3.2 Explore on the second tidy dataset(non-year variables)

1) State Status

ggplot(data = tidy2, aes(x = oil_gas_change_group, fill = Stabr)) + geom_bar(position = "dodge")

2) Choropleth map

#pullout the level and region information
pullout <- oilgas[,c(2,3,36,38)]
colnames(pullout)[1] <- "region"
colnames(pullout)[2] <- "subregion"

#get map data for US counties and states
county_map <- map_data("county")
## 
## Attaching package: 'maps'
## The following object is masked from 'package:plyr':
## 
##     ozone
state_map <- map_data("state")

#merge pullout and county_map
pullout_map <- merge(county_map, pullout, by.x=c("region", "subregion"), by.y=c("region", "subregion"),  all.x=TRUE)

#resort merged data
pullout_map <- arrange(pullout_map, group, order)

#relpace NA with 0's
pullout_map[is.na(pullout_map)] <- 0

#generate a disctrete color pallette    
pal_red <- c("#ffffff","#fbb5bf","#f88b9e","#f67192","#f13367","#f23b7a","#eb004e","#ea0039","#cb0036")
pal_blue <- c("#ffffff","#bfdeec","#9ac4e0","#3778b4","#233482","#222e70","#15275b","#021430","#000000")

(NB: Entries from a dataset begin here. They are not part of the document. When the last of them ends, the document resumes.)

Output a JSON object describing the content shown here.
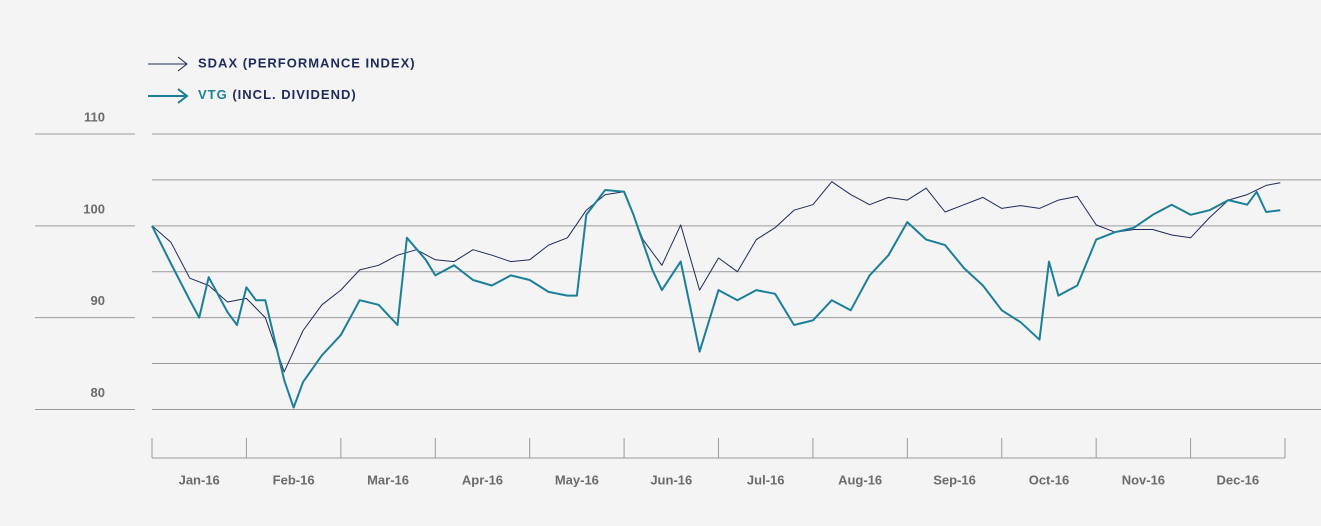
{
  "chart_data": {
    "type": "line",
    "categories": [
      "Jan-16",
      "Feb-16",
      "Mar-16",
      "Apr-16",
      "May-16",
      "Jun-16",
      "Jul-16",
      "Aug-16",
      "Sep-16",
      "Oct-16",
      "Nov-16",
      "Dec-16"
    ],
    "xlim": [
      0,
      12
    ],
    "xticks": [
      0,
      1,
      2,
      3,
      4,
      5,
      6,
      7,
      8,
      9,
      10,
      11,
      12
    ],
    "ylim": [
      77,
      110
    ],
    "yticks": [
      80,
      90,
      100,
      110
    ],
    "yminorticks": [
      85,
      95,
      105
    ],
    "grid": true,
    "series": [
      {
        "name": "SDAX (PERFORMANCE INDEX)",
        "color": "#1f2a5c",
        "x": [
          0,
          0.2,
          0.4,
          0.6,
          0.8,
          1.0,
          1.2,
          1.4,
          1.6,
          1.8,
          2.0,
          2.2,
          2.4,
          2.6,
          2.8,
          3.0,
          3.2,
          3.4,
          3.6,
          3.8,
          4.0,
          4.2,
          4.4,
          4.6,
          4.8,
          5.0,
          5.2,
          5.4,
          5.6,
          5.8,
          6.0,
          6.2,
          6.4,
          6.6,
          6.8,
          7.0,
          7.2,
          7.4,
          7.6,
          7.8,
          8.0,
          8.2,
          8.4,
          8.6,
          8.8,
          9.0,
          9.2,
          9.4,
          9.6,
          9.8,
          10.0,
          10.2,
          10.4,
          10.6,
          10.8,
          11.0,
          11.2,
          11.4,
          11.6,
          11.8,
          11.95
        ],
        "values": [
          100,
          98.2,
          94.3,
          93.5,
          91.7,
          92.1,
          90,
          84.1,
          88.6,
          91.4,
          93,
          95.2,
          95.7,
          96.8,
          97.4,
          96.3,
          96.1,
          97.4,
          96.8,
          96.1,
          96.3,
          97.9,
          98.7,
          101.7,
          103.4,
          103.7,
          98.5,
          95.7,
          100.1,
          93,
          96.5,
          95,
          98.5,
          99.8,
          101.7,
          102.3,
          104.8,
          103.4,
          102.3,
          103.1,
          102.8,
          104.1,
          101.5,
          102.3,
          103.1,
          101.9,
          102.2,
          101.9,
          102.8,
          103.2,
          100.1,
          99.3,
          99.6,
          99.6,
          99,
          98.7,
          100.9,
          102.8,
          103.4,
          104.4,
          104.7
        ]
      },
      {
        "name": "VTG (INCL. DIVIDEND)",
        "color": "#1b7f99",
        "x": [
          0,
          0.2,
          0.4,
          0.5,
          0.6,
          0.8,
          0.9,
          1.0,
          1.1,
          1.2,
          1.4,
          1.5,
          1.6,
          1.8,
          1.9,
          2.0,
          2.2,
          2.4,
          2.6,
          2.7,
          2.9,
          3.0,
          3.2,
          3.4,
          3.6,
          3.8,
          4.0,
          4.2,
          4.4,
          4.5,
          4.6,
          4.8,
          5.0,
          5.1,
          5.3,
          5.4,
          5.6,
          5.8,
          6.0,
          6.2,
          6.4,
          6.6,
          6.8,
          7.0,
          7.2,
          7.4,
          7.6,
          7.8,
          8.0,
          8.2,
          8.4,
          8.6,
          8.8,
          9.0,
          9.2,
          9.4,
          9.5,
          9.6,
          9.8,
          10.0,
          10.2,
          10.4,
          10.6,
          10.8,
          11.0,
          11.2,
          11.4,
          11.6,
          11.7,
          11.8,
          11.95
        ],
        "values": [
          100,
          95.9,
          91.9,
          90,
          94.4,
          90.6,
          89.2,
          93.3,
          91.9,
          91.9,
          83.2,
          80.2,
          83,
          85.9,
          87,
          88.1,
          91.9,
          91.4,
          89.2,
          98.7,
          96.3,
          94.6,
          95.7,
          94.1,
          93.5,
          94.6,
          94.1,
          92.8,
          92.4,
          92.4,
          101.2,
          103.9,
          103.7,
          101.2,
          95.2,
          93,
          96.1,
          86.3,
          93,
          91.9,
          93,
          92.6,
          89.2,
          89.7,
          91.9,
          90.8,
          94.6,
          96.8,
          100.4,
          98.5,
          97.9,
          95.4,
          93.5,
          90.8,
          89.5,
          87.6,
          96.1,
          92.4,
          93.5,
          98.5,
          99.3,
          99.8,
          101.2,
          102.3,
          101.2,
          101.7,
          102.8,
          102.3,
          103.7,
          101.5,
          101.7
        ]
      }
    ]
  }
}
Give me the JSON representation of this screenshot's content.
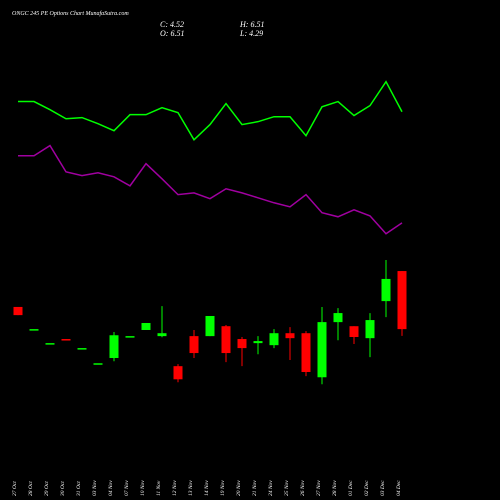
{
  "chart_data": {
    "type": "candlestick",
    "title": "ONGC 245 PE Options Chart MunafaSutra.com",
    "ohlc_labels": [
      "C: 4.52",
      "H: 6.51",
      "O: 6.51",
      "L: 4.29"
    ],
    "categories": [
      "27 Oct",
      "28 Oct",
      "29 Oct",
      "30 Oct",
      "31 Oct",
      "03 Nov",
      "04 Nov",
      "07 Nov",
      "10 Nov",
      "11 Nov",
      "12 Nov",
      "13 Nov",
      "14 Nov",
      "19 Nov",
      "20 Nov",
      "21 Nov",
      "24 Nov",
      "25 Nov",
      "26 Nov",
      "27 Nov",
      "28 Nov",
      "01 Dec",
      "02 Dec",
      "03 Dec",
      "04 Dec"
    ],
    "open": [
      5.28,
      4.52,
      4.04,
      4.18,
      3.87,
      3.35,
      3.53,
      4.28,
      4.49,
      4.28,
      3.25,
      4.28,
      4.28,
      4.62,
      4.18,
      4.04,
      3.97,
      4.38,
      4.38,
      2.87,
      4.76,
      4.62,
      4.21,
      5.48,
      6.51
    ],
    "high": [
      5.28,
      4.52,
      4.04,
      4.18,
      3.87,
      3.35,
      4.42,
      4.28,
      4.73,
      5.31,
      3.32,
      4.49,
      4.97,
      4.66,
      4.25,
      4.28,
      4.52,
      4.59,
      4.45,
      5.28,
      5.24,
      4.62,
      5.07,
      6.89,
      6.51
    ],
    "low": [
      5.0,
      4.52,
      4.04,
      4.15,
      3.87,
      3.35,
      3.42,
      4.28,
      4.49,
      4.24,
      2.7,
      3.53,
      4.28,
      3.39,
      3.25,
      3.66,
      3.87,
      3.46,
      2.91,
      2.63,
      4.14,
      4.01,
      3.56,
      4.93,
      4.29
    ],
    "close": [
      5.0,
      4.52,
      4.04,
      4.15,
      3.87,
      3.35,
      4.31,
      4.28,
      4.73,
      4.38,
      2.8,
      3.7,
      4.97,
      3.7,
      3.87,
      4.11,
      4.38,
      4.21,
      3.05,
      4.76,
      5.07,
      4.25,
      4.83,
      6.24,
      4.52
    ],
    "up_color": "#00ff00",
    "down_color": "#ff0000",
    "series": [
      {
        "color": "#00ff00",
        "values": [
          12.32,
          12.32,
          12.04,
          11.73,
          11.77,
          11.56,
          11.32,
          11.87,
          11.87,
          12.11,
          11.94,
          11.01,
          11.53,
          12.25,
          11.53,
          11.63,
          11.8,
          11.8,
          11.15,
          12.14,
          12.32,
          11.84,
          12.18,
          13.0,
          11.97
        ]
      },
      {
        "color": "#a000a0",
        "values": [
          10.46,
          10.46,
          10.81,
          9.91,
          9.78,
          9.88,
          9.74,
          9.43,
          10.19,
          9.67,
          9.13,
          9.19,
          8.99,
          9.33,
          9.19,
          9.02,
          8.85,
          8.71,
          9.13,
          8.51,
          8.37,
          8.61,
          8.4,
          7.79,
          8.16
        ]
      }
    ],
    "ylim": [
      0,
      15.8
    ]
  }
}
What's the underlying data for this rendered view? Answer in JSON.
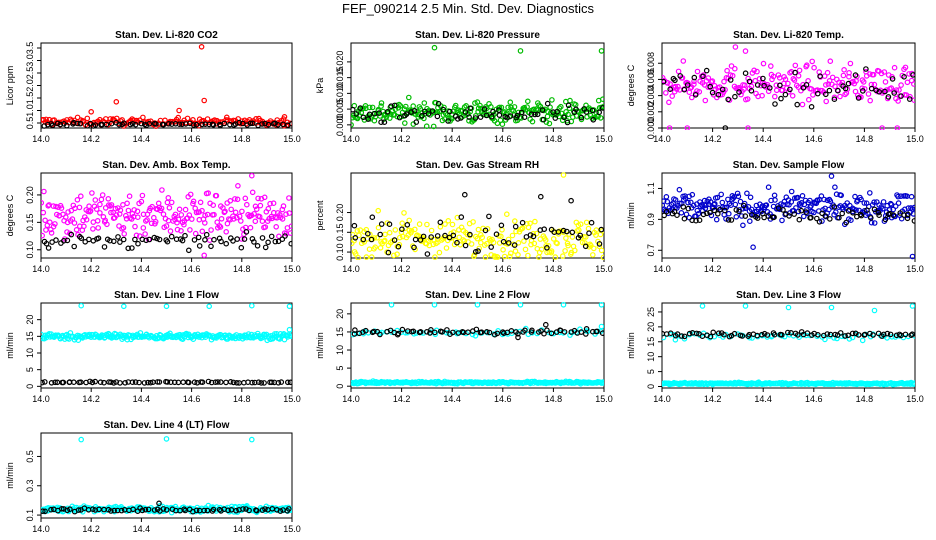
{
  "figure": {
    "title": "FEF_090214  2.5 Min. Std. Dev. Diagnostics"
  },
  "chart_data": [
    {
      "type": "scatter",
      "title": "Stan. Dev. Li-820 CO2",
      "xlabel": "",
      "ylabel": "Licor ppm",
      "xlim": [
        14.0,
        15.0
      ],
      "ylim": [
        0.3,
        3.7
      ],
      "xticks": [
        "14.0",
        "14.2",
        "14.4",
        "14.6",
        "14.8",
        "15.0"
      ],
      "yticks": [
        "0.5",
        "1.0",
        "1.5",
        "2.0",
        "2.5",
        "3.0",
        "3.5"
      ],
      "series": [
        {
          "color": "#ff0000",
          "base": 0.55,
          "spread": 0.15,
          "count": 160,
          "outliers": [
            [
              14.64,
              3.55
            ],
            [
              14.3,
              1.35
            ],
            [
              14.65,
              1.4
            ],
            [
              14.2,
              0.95
            ],
            [
              14.55,
              1.0
            ],
            [
              14.97,
              0.75
            ]
          ]
        },
        {
          "color": "#000000",
          "base": 0.45,
          "spread": 0.06,
          "count": 70,
          "outliers": []
        }
      ]
    },
    {
      "type": "scatter",
      "title": "Stan. Dev. Li-820 Pressure",
      "xlabel": "",
      "ylabel": "kPa",
      "xlim": [
        14.0,
        15.0
      ],
      "ylim": [
        -0.001,
        0.026
      ],
      "xticks": [
        "14.0",
        "14.2",
        "14.4",
        "14.6",
        "14.8",
        "15.0"
      ],
      "yticks": [
        "0.000",
        "0.005",
        "0.010",
        "0.015",
        "0.020"
      ],
      "series": [
        {
          "color": "#00bb00",
          "base": 0.004,
          "spread": 0.0035,
          "count": 260,
          "outliers": [
            [
              14.33,
              0.0245
            ],
            [
              14.67,
              0.0235
            ],
            [
              14.99,
              0.0235
            ]
          ]
        },
        {
          "color": "#000000",
          "base": 0.003,
          "spread": 0.003,
          "count": 70,
          "outliers": []
        }
      ]
    },
    {
      "type": "scatter",
      "title": "Stan. Dev. Li-820 Temp.",
      "xlabel": "",
      "ylabel": "degrees C",
      "xlim": [
        14.0,
        15.0
      ],
      "ylim": [
        0.0,
        0.0105
      ],
      "xticks": [
        "14.0",
        "14.2",
        "14.4",
        "14.6",
        "14.8",
        "15.0"
      ],
      "yticks": [
        "0.000",
        "0.002",
        "0.004",
        "0.006",
        "0.008"
      ],
      "series": [
        {
          "color": "#ff00ff",
          "base": 0.0055,
          "spread": 0.0022,
          "count": 230,
          "outliers": [
            [
              14.03,
              0.0
            ],
            [
              14.1,
              0.0
            ],
            [
              14.34,
              0.0
            ],
            [
              14.87,
              0.0
            ],
            [
              14.93,
              0.0
            ],
            [
              14.29,
              0.01
            ],
            [
              14.33,
              0.0095
            ]
          ]
        },
        {
          "color": "#000000",
          "base": 0.005,
          "spread": 0.002,
          "count": 60,
          "outliers": [
            [
              14.25,
              0.0
            ]
          ]
        }
      ]
    },
    {
      "type": "scatter",
      "title": "Stan. Dev. Amb. Box Temp.",
      "xlabel": "",
      "ylabel": "degrees C",
      "xlim": [
        14.0,
        15.0
      ],
      "ylim": [
        0.085,
        0.24
      ],
      "xticks": [
        "14.0",
        "14.2",
        "14.4",
        "14.6",
        "14.8",
        "15.0"
      ],
      "yticks": [
        "0.10",
        "0.15",
        "0.20"
      ],
      "series": [
        {
          "color": "#ff00ff",
          "base": 0.165,
          "spread": 0.045,
          "count": 260,
          "outliers": [
            [
              14.84,
              0.235
            ],
            [
              14.65,
              0.09
            ]
          ]
        },
        {
          "color": "#000000",
          "base": 0.115,
          "spread": 0.012,
          "count": 70,
          "outliers": []
        }
      ]
    },
    {
      "type": "scatter",
      "title": "Stan. Dev. Gas Stream RH",
      "xlabel": "",
      "ylabel": "percent",
      "xlim": [
        14.0,
        15.0
      ],
      "ylim": [
        0.085,
        0.3
      ],
      "xticks": [
        "14.0",
        "14.2",
        "14.4",
        "14.6",
        "14.8",
        "15.0"
      ],
      "yticks": [
        "0.10",
        "0.15",
        "0.20"
      ],
      "series": [
        {
          "color": "#ffff00",
          "base": 0.135,
          "spread": 0.05,
          "count": 230,
          "outliers": [
            [
              14.84,
              0.295
            ]
          ]
        },
        {
          "color": "#000000",
          "base": 0.14,
          "spread": 0.05,
          "count": 60,
          "outliers": [
            [
              14.45,
              0.245
            ],
            [
              14.75,
              0.24
            ],
            [
              14.87,
              0.23
            ]
          ]
        }
      ]
    },
    {
      "type": "scatter",
      "title": "Stan. Dev. Sample Flow",
      "xlabel": "",
      "ylabel": "ml/min",
      "xlim": [
        14.0,
        15.0
      ],
      "ylim": [
        0.65,
        1.2
      ],
      "xticks": [
        "14.0",
        "14.2",
        "14.4",
        "14.6",
        "14.8",
        "15.0"
      ],
      "yticks": [
        "0.7",
        "0.9",
        "1.1"
      ],
      "series": [
        {
          "color": "#0000cc",
          "base": 0.98,
          "spread": 0.09,
          "count": 260,
          "outliers": [
            [
              14.67,
              1.18
            ],
            [
              14.99,
              0.66
            ],
            [
              14.36,
              0.72
            ]
          ]
        },
        {
          "color": "#000000",
          "base": 0.93,
          "spread": 0.06,
          "count": 70,
          "outliers": []
        }
      ]
    },
    {
      "type": "scatter",
      "title": "Stan. Dev. Line 1 Flow",
      "xlabel": "",
      "ylabel": "ml/min",
      "xlim": [
        14.0,
        15.0
      ],
      "ylim": [
        -0.5,
        25
      ],
      "xticks": [
        "14.0",
        "14.2",
        "14.4",
        "14.6",
        "14.8",
        "15.0"
      ],
      "yticks": [
        "0",
        "5",
        "10",
        "15",
        "20"
      ],
      "series": [
        {
          "color": "#00ffff",
          "base": 15.0,
          "spread": 0.9,
          "count": 260,
          "outliers": [
            [
              14.16,
              24.2
            ],
            [
              14.33,
              24.0
            ],
            [
              14.5,
              24.0
            ],
            [
              14.67,
              24.0
            ],
            [
              14.84,
              24.2
            ],
            [
              14.99,
              24.0
            ],
            [
              14.99,
              17.0
            ]
          ]
        },
        {
          "color": "#000000",
          "base": 1.2,
          "spread": 0.2,
          "count": 70,
          "outliers": []
        }
      ]
    },
    {
      "type": "scatter",
      "title": "Stan. Dev. Line 2 Flow",
      "xlabel": "",
      "ylabel": "ml/min",
      "xlim": [
        14.0,
        15.0
      ],
      "ylim": [
        -0.5,
        23
      ],
      "xticks": [
        "14.0",
        "14.2",
        "14.4",
        "14.6",
        "14.8",
        "15.0"
      ],
      "yticks": [
        "0",
        "5",
        "10",
        "15",
        "20"
      ],
      "series": [
        {
          "color": "#00ffff",
          "base": 1.0,
          "spread": 0.3,
          "count": 260,
          "outliers": [
            [
              14.16,
              22.5
            ],
            [
              14.33,
              22.5
            ],
            [
              14.5,
              22.5
            ],
            [
              14.67,
              22.5
            ],
            [
              14.84,
              22.5
            ],
            [
              14.99,
              22.5
            ],
            [
              14.99,
              16.5
            ]
          ]
        },
        {
          "color": "#00ffff",
          "base": 14.8,
          "spread": 0.9,
          "count": 60,
          "outliers": []
        },
        {
          "color": "#000000",
          "base": 15.0,
          "spread": 0.7,
          "count": 70,
          "outliers": [
            [
              14.77,
              17.0
            ],
            [
              14.66,
              13.5
            ]
          ]
        }
      ]
    },
    {
      "type": "scatter",
      "title": "Stan. Dev. Line 3 Flow",
      "xlabel": "",
      "ylabel": "ml/min",
      "xlim": [
        14.0,
        15.0
      ],
      "ylim": [
        -0.5,
        28
      ],
      "xticks": [
        "14.0",
        "14.2",
        "14.4",
        "14.6",
        "14.8",
        "15.0"
      ],
      "yticks": [
        "0",
        "5",
        "10",
        "15",
        "20",
        "25"
      ],
      "series": [
        {
          "color": "#00ffff",
          "base": 1.0,
          "spread": 0.3,
          "count": 260,
          "outliers": [
            [
              14.16,
              27.0
            ],
            [
              14.33,
              27.0
            ],
            [
              14.5,
              26.5
            ],
            [
              14.67,
              26.5
            ],
            [
              14.84,
              25.5
            ],
            [
              14.99,
              27.0
            ]
          ]
        },
        {
          "color": "#00ffff",
          "base": 16.8,
          "spread": 1.0,
          "count": 60,
          "outliers": []
        },
        {
          "color": "#000000",
          "base": 17.5,
          "spread": 0.7,
          "count": 70,
          "outliers": []
        }
      ]
    },
    {
      "type": "scatter",
      "title": "Stan. Dev. Line 4 (LT) Flow",
      "xlabel": "",
      "ylabel": "ml/min",
      "xlim": [
        14.0,
        15.0
      ],
      "ylim": [
        0.08,
        0.66
      ],
      "xticks": [
        "14.0",
        "14.2",
        "14.4",
        "14.6",
        "14.8",
        "15.0"
      ],
      "yticks": [
        "0.1",
        "0.3",
        "0.5"
      ],
      "series": [
        {
          "color": "#00ffff",
          "base": 0.14,
          "spread": 0.02,
          "count": 260,
          "outliers": [
            [
              14.16,
              0.615
            ],
            [
              14.5,
              0.62
            ],
            [
              14.84,
              0.615
            ]
          ]
        },
        {
          "color": "#000000",
          "base": 0.135,
          "spread": 0.012,
          "count": 70,
          "outliers": [
            [
              14.47,
              0.18
            ]
          ]
        }
      ]
    }
  ]
}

theme_clean <- function(base_size = 12) {
  require(grid)
  theme_grey(base_size) %+replace%
    theme(
      axis.title      =   element_blank(),
      axis.text       =   element_blank(),
      panel.background    =   element_blank(),
      panel.grid      =   element_blank(),
      axis.ticks.length   =   unit(0,"cm"),
      axis.ticks.margin   =   unit(0,"cm"),
      panel.margin    =   unit(0,"lines"),
      plot.margin     =   unit(c(0,0,0,0),"lines"),
      complete = TRUE
    )
}

#choropleth map on oil level
ggplot( pullout_map, aes( x = long , y = lat , group=group ) ) +
  geom_polygon(linetype = 2, size = 0.1, colour = "lightgrey" , aes( fill = factor(oil_level) ) ) +
  scale_fill_manual( values = pal_red ) +
  expand_limits( x = pullout_map$long, y = pullout_map$lat ) +
  coord_map( "polyconic" ) + 
  labs(fill="Total Oil Production") + 
  theme_clean( )+
  geom_path( data = state_map, color = "darkgrey")
## Loading required package: grid

#choropleth map on gas level
ggplot( pullout_map, aes( x = long , y = lat , group=group ) ) +
  geom_polygon(linetype = 2, size = 0.1, colour = "lightgrey" , aes( fill = factor(gas_level) ) ) +
  scale_fill_manual( values = pal_blue ) +
  expand_limits( x = pullout_map$long, y = pullout_map$lat ) +
  coord_map( "polyconic" ) + 
  labs(fill="Total Gas Production") + 
  theme_clean( )+
  geom_path( data = state_map, color = "darkgrey")

rm(a,i)